Anne was taken to the Royal Lodgings – when she first saw Sir William Kingston, she worried that she would be put into one of the dungeons like the others. In fact, Anne was placed into the same Royal Lodgings that she stayed in the night before her coronation.

The Truth About Anne Boleyn

But Why Would They Have Been Arrested?

Thomas Cromwell wanted power and the Boleyn faction were standing in his way. At the same time, King Henry VIII was growing tired of Anne Boleyn. She had had at least two miscarriages after giving birth of Princess Elizabeth in September 1533. Failing to deliver on her promise of a son, King Henry wanted a way out of his marriage but he didn’t want to cause the same problems that his divorce from Catherine of Aragon had caused.

Henry VIII had already laid eyes on Jane Seymour and wanted her to become the next Queen. This was clear when they were betrothed the day after Anne’s execution. Whether he believed the accusations or not is unclear. It is possible that he turned a blind eye to get what he wanted.

It is unlikely that Cromwell planned much of this in advance. This is clear from the fabricated evidence. The dates that Anne was accused of the affairs were impossible. She would have been with the King, pregnant or recovering from the birth of Elizabeth and the miscarriages during the times. Cromwell couldn’t have planned ahead too well; otherwise he would have come up with more solid evidence.

Movie Clip from The Other Boleyn Girl of Anne Boleyn's Execution

Thomas Cromwell wanted to take down the Boleyn faction
Thomas Cromwell wanted to take down the Boleyn faction

When Did Accusations of Incest Arise?

So, George Boleyn was initially arrested because he was withholding information. This was classed as treason so he would have still been executed. But when did Cromwell realise that George may have had a relationship with his sister?

This was partially due to Jane Boleyn. At some point, she gave evidence that the two spent a long night together and that they were close. Was this out of spite because of an unhappy marriage? That is unclear – and unlikely. It is possible that Cromwell questioned her so quickly and didn’t give her a chance to think about her answers that she slipped up.

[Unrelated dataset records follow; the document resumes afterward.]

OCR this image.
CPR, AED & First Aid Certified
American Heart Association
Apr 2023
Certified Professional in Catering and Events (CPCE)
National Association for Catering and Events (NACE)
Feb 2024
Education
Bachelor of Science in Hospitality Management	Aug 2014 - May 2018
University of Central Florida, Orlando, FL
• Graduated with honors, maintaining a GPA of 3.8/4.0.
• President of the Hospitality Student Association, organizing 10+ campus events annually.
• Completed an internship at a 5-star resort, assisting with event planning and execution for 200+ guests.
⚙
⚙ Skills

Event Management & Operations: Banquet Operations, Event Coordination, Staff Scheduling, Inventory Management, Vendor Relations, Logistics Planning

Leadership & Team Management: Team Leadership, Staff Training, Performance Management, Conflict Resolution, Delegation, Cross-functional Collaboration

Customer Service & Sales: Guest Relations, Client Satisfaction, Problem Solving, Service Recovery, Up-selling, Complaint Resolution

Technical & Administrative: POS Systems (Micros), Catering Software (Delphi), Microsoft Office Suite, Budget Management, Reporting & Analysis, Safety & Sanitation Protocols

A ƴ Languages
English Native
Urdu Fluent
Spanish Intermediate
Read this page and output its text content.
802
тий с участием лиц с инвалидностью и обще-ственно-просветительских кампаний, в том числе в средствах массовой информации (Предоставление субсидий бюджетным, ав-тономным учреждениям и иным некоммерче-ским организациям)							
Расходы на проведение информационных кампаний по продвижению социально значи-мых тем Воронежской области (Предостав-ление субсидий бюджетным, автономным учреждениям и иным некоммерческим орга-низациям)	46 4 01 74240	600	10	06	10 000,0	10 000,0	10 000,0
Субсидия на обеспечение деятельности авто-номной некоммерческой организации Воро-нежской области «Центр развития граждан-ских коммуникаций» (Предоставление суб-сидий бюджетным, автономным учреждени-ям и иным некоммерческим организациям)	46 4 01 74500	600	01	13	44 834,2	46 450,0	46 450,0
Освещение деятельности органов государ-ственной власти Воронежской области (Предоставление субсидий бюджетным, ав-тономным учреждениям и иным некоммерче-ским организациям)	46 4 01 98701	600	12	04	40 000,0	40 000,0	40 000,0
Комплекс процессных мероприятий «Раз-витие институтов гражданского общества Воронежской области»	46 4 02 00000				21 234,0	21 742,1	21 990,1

It is also possible that Jane Boleyn said something innocent that Cromwell managed to twist into evidence. This did happen with much of the evidence against George and his sister. Much of it was due to dancing with courtiers, giving money and simply spending time with each other!

Anne Boleyn's fate was determined before her trial on May 15, 1536
Anne Boleyn's fate was determined before her trial on May 15, 1536

A Verdict Already Determined

The trial of Anne and George didn’t happen until May 15 but the verdict was already determined. George was up first and found guilty. This automatically meant that Anne would be found guilty. Nothing she said would be taken into account.

In fact, the jury were made up of men who had reason to find George and Anne guilty of treason, adultery and incest. Most were men who wanted to get back in favour with King Henry or owed him money. Others owed other important people money or were power hungry, such as the defendants’ uncle, Sir Thomas Howard. They knew that the guilty verdict was everything that Henry VIII wanted and they were going to give him that.

George was executed two days later but Anne’s execution was delayed until May 19.

The first time was due to the crowds who didn’t want to see Queen Anne executed. While she was seen as a home-wrecker and mistress at the start of the marriage, she became a favoured Queen with the English people because of her charitable nature; another reason why Thomas Cromwell wanted to remove her from power.

The second time was because her executioner was delayed. Anne was to be beheaded by sword – the French form of executions – because of the time that she had spent in France. Henry VIII would have had to send for the executioner the week before her execution. Considering it was supposed to take place a couple of days before, he would have been ordered a week before the trial.

There was no chance that Anne Boleyn could have been found innocent. King Henry had decided that she was guilty and that she was going to die. Back then, whatever the King wanted happened, whether it was fair or not.